Em várias capitais como São Paulo, Belo Horizonte e Salvador, os atos contra os bloqueios do MEC começaram pela manhã, mas foi na parte da tarde que o movimento ganhou corpo. Além das manifestações, algumas universidades e escolas cancelaram as aulas. Segundo o Sindicato dos Professores de São Paulo (Sinpro-SP), ao menos 32 escolas privadas da capital aderiram à paralisação. A Apeoesp, sindicato dos professores da rede estadual pública de São Paulo, o maior da América Latina, convocou professores a paralisarem, o mesmo foi feito pelos sindicatos da rede paulistana.

Manifestantes que se concentraram na Universidade de São Paulo (USP) pela manhã, se uniram a outros grupos a partir das 14h, em frente ao vão livre do Masp e fecharam a Avenida Paulista rumo a Alesp.

O primeiro protesto contra o governo também lotou ruas em Belo Horizonte, com alunos, professores e servidores da Universidade Federal de Minas Gerais (UFMG).

No Rio de Janeiro, a região da Candelária ficou lotada, apesar da chuva.
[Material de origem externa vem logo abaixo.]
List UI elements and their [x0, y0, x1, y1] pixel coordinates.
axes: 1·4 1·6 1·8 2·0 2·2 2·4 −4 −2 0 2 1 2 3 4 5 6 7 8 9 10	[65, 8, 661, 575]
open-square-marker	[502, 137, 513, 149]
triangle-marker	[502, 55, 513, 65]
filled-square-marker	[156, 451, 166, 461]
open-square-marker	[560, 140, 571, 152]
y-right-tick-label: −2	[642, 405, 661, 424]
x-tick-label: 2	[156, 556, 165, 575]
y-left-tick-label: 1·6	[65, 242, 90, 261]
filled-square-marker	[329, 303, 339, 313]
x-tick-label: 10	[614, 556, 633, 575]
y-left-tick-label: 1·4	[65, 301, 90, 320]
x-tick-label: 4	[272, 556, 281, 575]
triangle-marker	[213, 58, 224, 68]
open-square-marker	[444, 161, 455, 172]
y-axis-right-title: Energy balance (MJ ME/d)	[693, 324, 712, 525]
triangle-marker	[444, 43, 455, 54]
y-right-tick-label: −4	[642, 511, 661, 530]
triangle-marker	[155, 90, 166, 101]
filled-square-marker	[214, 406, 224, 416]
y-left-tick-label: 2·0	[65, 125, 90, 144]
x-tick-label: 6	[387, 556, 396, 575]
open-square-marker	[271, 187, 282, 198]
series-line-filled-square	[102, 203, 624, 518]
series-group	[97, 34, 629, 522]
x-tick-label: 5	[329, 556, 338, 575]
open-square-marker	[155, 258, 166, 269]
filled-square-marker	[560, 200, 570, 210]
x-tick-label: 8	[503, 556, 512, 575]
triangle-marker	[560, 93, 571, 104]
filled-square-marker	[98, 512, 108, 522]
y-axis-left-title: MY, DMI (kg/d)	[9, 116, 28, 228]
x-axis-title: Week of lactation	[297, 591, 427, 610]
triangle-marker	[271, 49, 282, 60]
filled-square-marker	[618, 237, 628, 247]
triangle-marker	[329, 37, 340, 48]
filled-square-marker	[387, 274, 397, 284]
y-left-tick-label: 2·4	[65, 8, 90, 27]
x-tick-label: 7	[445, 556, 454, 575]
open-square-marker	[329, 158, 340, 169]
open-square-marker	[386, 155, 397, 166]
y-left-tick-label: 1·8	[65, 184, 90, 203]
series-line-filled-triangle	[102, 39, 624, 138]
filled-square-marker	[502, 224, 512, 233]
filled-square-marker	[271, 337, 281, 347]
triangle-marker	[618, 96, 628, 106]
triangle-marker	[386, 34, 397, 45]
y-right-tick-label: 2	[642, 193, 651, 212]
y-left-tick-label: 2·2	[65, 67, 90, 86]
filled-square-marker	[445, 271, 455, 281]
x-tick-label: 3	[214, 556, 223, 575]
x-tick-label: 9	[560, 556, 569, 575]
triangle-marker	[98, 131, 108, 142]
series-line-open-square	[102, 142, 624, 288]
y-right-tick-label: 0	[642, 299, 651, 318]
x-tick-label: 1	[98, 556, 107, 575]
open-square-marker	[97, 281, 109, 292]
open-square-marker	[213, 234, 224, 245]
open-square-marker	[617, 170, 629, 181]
Assim como em Brasília e Salvador, com o movimento engrossado por alunos de escolas públicas e particulares. Os argumentos, que inicialmente eram exclusivos sobre educação, também incluíram ações contra a reforma da Previdência. Segundo o Sindicato dos Trabalhadores em Educação do Estado da Bahia (APLB), com o bloqueio de verbas para as universidades, o governo prejudica a educação no Brasil.
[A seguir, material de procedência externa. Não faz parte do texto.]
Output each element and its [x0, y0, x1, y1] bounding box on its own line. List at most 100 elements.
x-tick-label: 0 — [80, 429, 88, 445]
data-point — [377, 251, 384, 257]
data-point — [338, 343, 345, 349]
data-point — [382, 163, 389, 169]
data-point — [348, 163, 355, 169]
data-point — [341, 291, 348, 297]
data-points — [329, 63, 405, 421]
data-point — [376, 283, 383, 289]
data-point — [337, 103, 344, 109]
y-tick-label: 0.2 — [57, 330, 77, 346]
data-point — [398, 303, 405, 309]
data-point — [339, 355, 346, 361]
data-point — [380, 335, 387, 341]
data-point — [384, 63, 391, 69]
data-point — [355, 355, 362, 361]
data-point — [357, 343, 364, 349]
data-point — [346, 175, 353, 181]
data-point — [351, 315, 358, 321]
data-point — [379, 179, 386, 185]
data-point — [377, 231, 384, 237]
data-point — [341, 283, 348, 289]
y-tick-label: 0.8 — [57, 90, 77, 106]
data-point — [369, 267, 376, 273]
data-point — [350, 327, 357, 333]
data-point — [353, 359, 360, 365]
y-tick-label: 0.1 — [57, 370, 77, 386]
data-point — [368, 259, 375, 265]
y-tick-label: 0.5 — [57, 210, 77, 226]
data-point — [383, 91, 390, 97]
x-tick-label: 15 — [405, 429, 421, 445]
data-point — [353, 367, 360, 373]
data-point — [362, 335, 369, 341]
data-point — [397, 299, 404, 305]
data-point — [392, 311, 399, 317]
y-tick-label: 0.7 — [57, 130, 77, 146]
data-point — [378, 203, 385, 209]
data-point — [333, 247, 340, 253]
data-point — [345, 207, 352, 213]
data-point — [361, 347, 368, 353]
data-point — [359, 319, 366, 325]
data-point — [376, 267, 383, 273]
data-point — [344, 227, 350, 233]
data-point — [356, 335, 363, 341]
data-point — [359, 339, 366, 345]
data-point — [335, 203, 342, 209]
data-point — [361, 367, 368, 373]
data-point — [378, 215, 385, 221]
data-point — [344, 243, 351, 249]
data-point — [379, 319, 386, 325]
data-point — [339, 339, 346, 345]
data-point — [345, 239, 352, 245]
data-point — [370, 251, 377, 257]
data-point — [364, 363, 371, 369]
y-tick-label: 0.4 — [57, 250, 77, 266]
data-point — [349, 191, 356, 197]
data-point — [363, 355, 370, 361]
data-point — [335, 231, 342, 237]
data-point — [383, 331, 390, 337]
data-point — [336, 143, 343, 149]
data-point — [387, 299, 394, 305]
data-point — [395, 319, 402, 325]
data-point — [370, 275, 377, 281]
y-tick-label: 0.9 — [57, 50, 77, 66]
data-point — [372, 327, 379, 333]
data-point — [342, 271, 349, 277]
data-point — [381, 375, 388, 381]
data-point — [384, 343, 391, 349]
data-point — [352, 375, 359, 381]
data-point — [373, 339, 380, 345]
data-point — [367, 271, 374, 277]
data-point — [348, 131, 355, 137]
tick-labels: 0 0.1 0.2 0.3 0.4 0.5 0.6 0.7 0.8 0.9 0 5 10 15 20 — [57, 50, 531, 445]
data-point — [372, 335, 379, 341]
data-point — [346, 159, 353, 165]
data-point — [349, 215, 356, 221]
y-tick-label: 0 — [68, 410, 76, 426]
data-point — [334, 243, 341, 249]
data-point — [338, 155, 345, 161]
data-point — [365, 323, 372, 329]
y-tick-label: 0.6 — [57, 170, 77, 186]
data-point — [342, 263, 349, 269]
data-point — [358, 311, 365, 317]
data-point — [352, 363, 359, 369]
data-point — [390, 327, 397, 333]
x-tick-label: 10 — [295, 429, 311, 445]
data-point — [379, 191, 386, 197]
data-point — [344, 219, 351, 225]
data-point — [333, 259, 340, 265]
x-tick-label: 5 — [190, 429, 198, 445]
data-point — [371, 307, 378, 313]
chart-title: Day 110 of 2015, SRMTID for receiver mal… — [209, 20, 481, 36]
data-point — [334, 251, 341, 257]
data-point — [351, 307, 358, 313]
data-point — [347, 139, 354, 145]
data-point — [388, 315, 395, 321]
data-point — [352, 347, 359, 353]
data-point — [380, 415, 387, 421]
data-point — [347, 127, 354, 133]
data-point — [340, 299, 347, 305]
As maiores entidades estudantis e sindicais do País, incluindo a União Nacional dos Estudantes (UNE) e a Confederação Nacional dos Trabalhadores em Educação (CNTE) estiveram presentes.

No Rio Grande do Sul, a Brigada Militar utilizou bombas de gás lacrimogêneo para dispersar manifestantes no campus central da Universidade Federal do Rio Grande do Sul (UFRGS), em Porto Alegre. A polícia resolveu intervir após estudantes bloquearem uma rua. Não há relatos de pessoas feridas.

Em Brasília, o vice-presidente Hamilton Mourão, tentava contemporizar, negando que os recursos da pasta estejam sendo cortados e garantiu tratar-se de um contingenciamento. Ele também afirmou que o governo tem falhado na comunicação sobre o assunto e que a ida de Weintraub poderia ajudar.

Mensalidades

Em meio às manifestações país afora, os deputados do PSL decidiram nesta quarta-feira apresentar uma Proposta de Emenda à Constituição (PEC) para que estudantes com condições financeiras paguem mensalidade nas universidades públicas, disse à Reuters o presidente do partido, deputado Luciano Bivar (PE).